本文在阅读大话数据结构这本书的基础上,结合java语言的特点,来理解排序,代码均为自己实现。

排序方法 平均情况 最好情况 最坏情况 辅助空间 稳定性
冒泡排序 O(n^2) O(n) O(n^2) O(1) 稳定
简单选择排序 O(n^2) O(n^2) O(n^2) O(1) 稳定
直接插入排序 O(n^2) O(n) O(n^2) O(1) 稳定
希尔排序 O(nlogn)~O(n^2) O(n^1.3) O(n^2) O(1) 不稳定
堆排序 O(nlogn) O(nlogn) O(nlogn) O(1) 不稳定
归并排序 O(nlogn) O(nlogn) O(nlogn) O(n) 稳定
快速排序 O(nlogn) O(nlogn) O(n^2) O(logn)~O(n) 不稳定

排序的基本概念

​ 假设含有n个记录的序列为{r1,r2,……,rn},其相应的关键字分别为{k1,k2,……,kn},需确定1,2,……,n的一种排列p1,p2,……,pn,使其相应的关键字满足kp1≤kp2≤……≤kpn(非递减或非递增)关系,即使得序列成为一个按关键字有序的序列{rp1,rp2,……,rpn},这样的操作就称为排序。

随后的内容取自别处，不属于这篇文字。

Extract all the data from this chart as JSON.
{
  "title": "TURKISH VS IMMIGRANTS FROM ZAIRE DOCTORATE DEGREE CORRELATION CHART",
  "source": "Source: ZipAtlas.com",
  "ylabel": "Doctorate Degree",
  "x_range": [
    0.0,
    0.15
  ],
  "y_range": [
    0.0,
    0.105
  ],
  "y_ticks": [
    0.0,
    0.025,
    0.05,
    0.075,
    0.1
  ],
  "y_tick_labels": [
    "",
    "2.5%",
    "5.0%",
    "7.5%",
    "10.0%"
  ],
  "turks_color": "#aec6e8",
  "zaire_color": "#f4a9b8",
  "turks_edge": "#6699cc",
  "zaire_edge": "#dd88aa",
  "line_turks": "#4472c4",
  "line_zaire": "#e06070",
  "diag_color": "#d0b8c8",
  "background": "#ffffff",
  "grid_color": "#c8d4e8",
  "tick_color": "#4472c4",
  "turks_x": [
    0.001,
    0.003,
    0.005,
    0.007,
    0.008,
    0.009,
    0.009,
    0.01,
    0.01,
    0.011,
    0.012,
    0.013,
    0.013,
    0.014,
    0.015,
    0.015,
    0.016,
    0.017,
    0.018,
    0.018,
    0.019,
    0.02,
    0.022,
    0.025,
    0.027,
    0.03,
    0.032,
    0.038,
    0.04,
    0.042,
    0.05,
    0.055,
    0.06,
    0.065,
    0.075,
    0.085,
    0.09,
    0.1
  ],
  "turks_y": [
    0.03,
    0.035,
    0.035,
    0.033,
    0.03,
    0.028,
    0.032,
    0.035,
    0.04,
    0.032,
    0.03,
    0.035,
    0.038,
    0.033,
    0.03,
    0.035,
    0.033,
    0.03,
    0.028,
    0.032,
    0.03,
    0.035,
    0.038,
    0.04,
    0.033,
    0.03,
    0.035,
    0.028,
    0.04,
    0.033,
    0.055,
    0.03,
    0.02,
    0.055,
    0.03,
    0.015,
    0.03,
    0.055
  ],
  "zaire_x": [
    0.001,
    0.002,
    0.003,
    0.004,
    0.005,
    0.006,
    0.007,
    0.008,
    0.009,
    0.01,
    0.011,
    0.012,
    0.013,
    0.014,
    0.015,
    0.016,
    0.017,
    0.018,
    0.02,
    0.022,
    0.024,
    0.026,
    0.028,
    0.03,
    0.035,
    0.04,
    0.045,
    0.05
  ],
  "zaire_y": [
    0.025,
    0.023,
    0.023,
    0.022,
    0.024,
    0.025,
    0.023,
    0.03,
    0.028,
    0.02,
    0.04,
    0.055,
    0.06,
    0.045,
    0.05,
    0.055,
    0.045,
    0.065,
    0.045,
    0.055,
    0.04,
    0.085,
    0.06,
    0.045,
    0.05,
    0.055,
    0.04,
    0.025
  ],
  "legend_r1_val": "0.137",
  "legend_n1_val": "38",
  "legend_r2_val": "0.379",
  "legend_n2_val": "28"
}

假设ki=kj(1≤i≤n,1≤j≤n,i≠j),且在排序前的序列中ri领先于rj(即i<j)。如果排序后ri仍领先于rj,则称所用的排序方法是稳定的;反之,若可能使得排序后的序列中rj领先ri,则称所用的排序方法是不稳定的。

​ 内排序与外排序:根据在排序过程中待排序的记录是否全部被放置在内存中。内排序是在排序整个过程中,待排序的所有记录全部被放置在内存中。外排序是由于排序的记录个数太多,不能同时放置在内存,整个排序过程需要在内外存之间多次交换数据才能进行。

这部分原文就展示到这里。